Not every politician gets a week like the one John McCain got last week, and most of his good fortune was not of his making. Yes, he did clear the threshold of 1191 delegates to officially gain the nomination and, yes, that did lead to a helpful photo-op at the White House. But the real gifts were delivered by his potential Democratic rivals and by the Democratic Party itself.
Most obviously, Hillary Clinton did not quietly exit the stage. By beating Obama badly in Ohio, she ensured the race would go on and the intra-party warfare would continue. Her victories revealed Obama's weakness in attracting lower income whites and Hispanics, two groups he would need to hold in November.
Barack Obama also lent credence to Clinton's point that maybe foreign policy leadership does require experience when his advisers were caught assuring foreigners that their boss does not really mean all that wacky stuff about reneging on NAFTA and bugging out of Iraq when things are improving.
Obama's efforts to shoo away the offenders did not settle the underlying dilemma -- is he being disingenuous with voters or does he not have command over his advisers?
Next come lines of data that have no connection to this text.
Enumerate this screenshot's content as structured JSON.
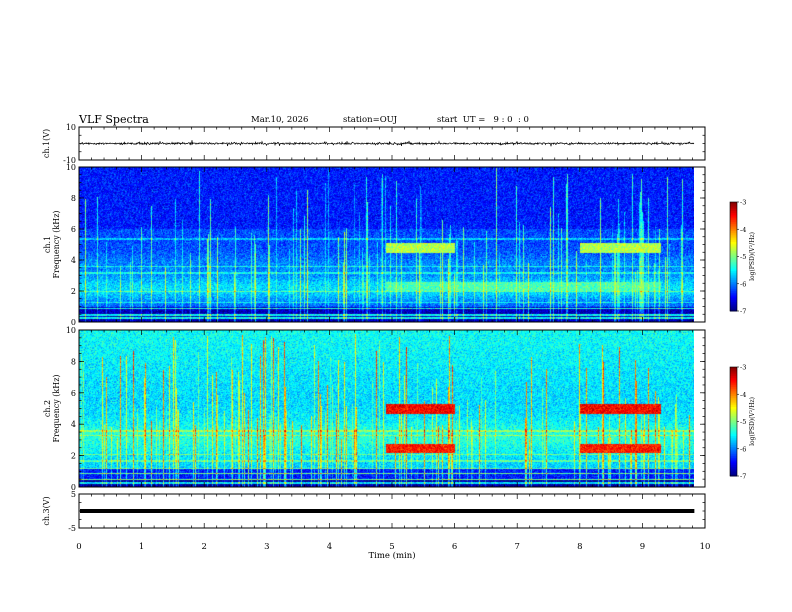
{
  "header": {
    "title": "VLF Spectra",
    "date": "Mar.10, 2026",
    "station": "station=OUJ",
    "start": "start  UT =   9 : 0  : 0"
  },
  "chart_data": [
    {
      "type": "line",
      "name": "ch1-waveform",
      "ylabel": "ch.1(V)",
      "ylim": [
        -10,
        10
      ],
      "yticks": [
        10,
        -10
      ],
      "x_range_min": [
        0,
        9.83
      ],
      "baseline": 0,
      "description": "dense noisy waveform, amplitude about ±1 V"
    },
    {
      "type": "heatmap",
      "name": "ch1-spectrogram",
      "ylabel_top": "ch.1",
      "ylabel": "Frequency (kHz)",
      "ylim": [
        0,
        10
      ],
      "yticks": [
        0,
        2,
        4,
        6,
        8,
        10
      ],
      "x_range_min": [
        0,
        9.83
      ],
      "colorbar": {
        "label": "log(PSD)(V²/Hz)",
        "range": [
          -7,
          -3
        ],
        "ticks": [
          "-3",
          "-4",
          "-5",
          "-6",
          "-7"
        ]
      },
      "features": [
        {
          "label": "bright band",
          "x_min": [
            4.9,
            6.0
          ],
          "f_khz": 4.8,
          "level": -4.8
        },
        {
          "label": "bright band",
          "x_min": [
            8.0,
            9.3
          ],
          "f_khz": 4.8,
          "level": -4.8
        },
        {
          "label": "bright band",
          "x_min": [
            4.9,
            9.3
          ],
          "f_khz": 2.3,
          "level": -5.2
        }
      ]
    },
    {
      "type": "heatmap",
      "name": "ch2-spectrogram",
      "ylabel_top": "ch.2",
      "ylabel": "Frequency (kHz)",
      "ylim": [
        0,
        10
      ],
      "yticks": [
        0,
        2,
        4,
        6,
        8,
        10
      ],
      "x_range_min": [
        0,
        9.83
      ],
      "colorbar": {
        "label": "log(PSD)(V²/Hz)",
        "range": [
          -7,
          -3
        ],
        "ticks": [
          "-3",
          "-4",
          "-5",
          "-6",
          "-7"
        ]
      },
      "features": [
        {
          "label": "bright band",
          "x_min": [
            4.9,
            6.0
          ],
          "f_khz": 5.0,
          "level": -3.5
        },
        {
          "label": "bright band",
          "x_min": [
            8.0,
            9.3
          ],
          "f_khz": 5.0,
          "level": -3.5
        },
        {
          "label": "bright band",
          "x_min": [
            4.9,
            6.0
          ],
          "f_khz": 2.5,
          "level": -3.6
        },
        {
          "label": "bright band",
          "x_min": [
            8.0,
            9.3
          ],
          "f_khz": 2.5,
          "level": -3.6
        }
      ]
    },
    {
      "type": "line",
      "name": "ch3-waveform",
      "ylabel": "ch.3(V)",
      "ylim": [
        -5,
        5
      ],
      "yticks": [
        5,
        -5
      ],
      "x_range_min": [
        0,
        9.83
      ],
      "baseline": 0,
      "description": "thick flat line near 0 V"
    }
  ],
  "xaxis": {
    "label": "Time (min)",
    "ticks": [
      "0",
      "1",
      "2",
      "3",
      "4",
      "5",
      "6",
      "7",
      "8",
      "9",
      "10"
    ],
    "range": [
      0,
      10
    ]
  },
  "colors": {
    "axis": "#000000",
    "background": "#ffffff"
  }
}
Suddenly there did seem to be a stature gap between him and Clinton, who can at least keep her advisers from publicly undermining her policy pronouncements.
McCain got the soundbite equivalent of "I voted for the $87 million before I voted against it" when Obama adviser Susan Rice said of the Democratic contenders, "They're both not ready to have that 3 a.m. phone call." Clinton pitched in as well, repeatedly saying that both she and McCain have a lifetime of experience but Obama...maybe not so much.
These events reinforced the reason for McCain's candidacy: he is unmatched in foreign policy acumen and experience. Clinton will make half the argument on a daily basis, lambasting Obama as a neophyte. Obama will make the other half, pointing out that Clinton is scarcely better prepared. Meanwhile, McCain will be jetting to foreign countries, meeting with foreign leaders and proving his point that he is the only one ready for national security responsibility.
And last week's attack on the military recruiting station in New York City and the terrorist shootings in Jerusalem served as reminders, if any were needed, that we live in dangerous times.
HOWARD DEAN AND the Democratic Party did their part as well. The problem: Michigan and Florida. Their solution: They have not a clue.
The prospect of redo primaries or an ongoing rules fight over whether to exclude the delegates gives Clinton more reason to soldier on. The possibility that no arrangement can be found and that two of the most populous states will have no say in selecting the Democratic nominee raises the delicious prospect that a Democratic nomination arrived at without allowing every vote to be counted. It would reek of unfairness and send many voters (at least in Florida) running into McCain's open arms in November.
While all of this was going on, the Democrats and the DNC found it impossible to turn their guns on McCain, who is financially and organizationally at his most vulnerable. As Bob Dole found out in 1996, an underfunded Republican in the post-nomination and pre-convention period can collapse under attacks from a well organized and funded opposition. But the Democrats have too much on their hands to bother much with McCain, a situation that may go on for weeks or even months.
Now, many have speculated that McCain has benefited from one of the longest streaks of good luck in history. Mike Huckabee rose just in time to topple Mitt Romney. Rudy Giuliani left New Hampshire and virtually evacuated the race, leaving the early primary states to McCain. The surge worked in time for primary voters to appreciate McCain's role in its success.
What politician has been this fortunate? The Democrats are starting to worry that McCain's luck has only just begun.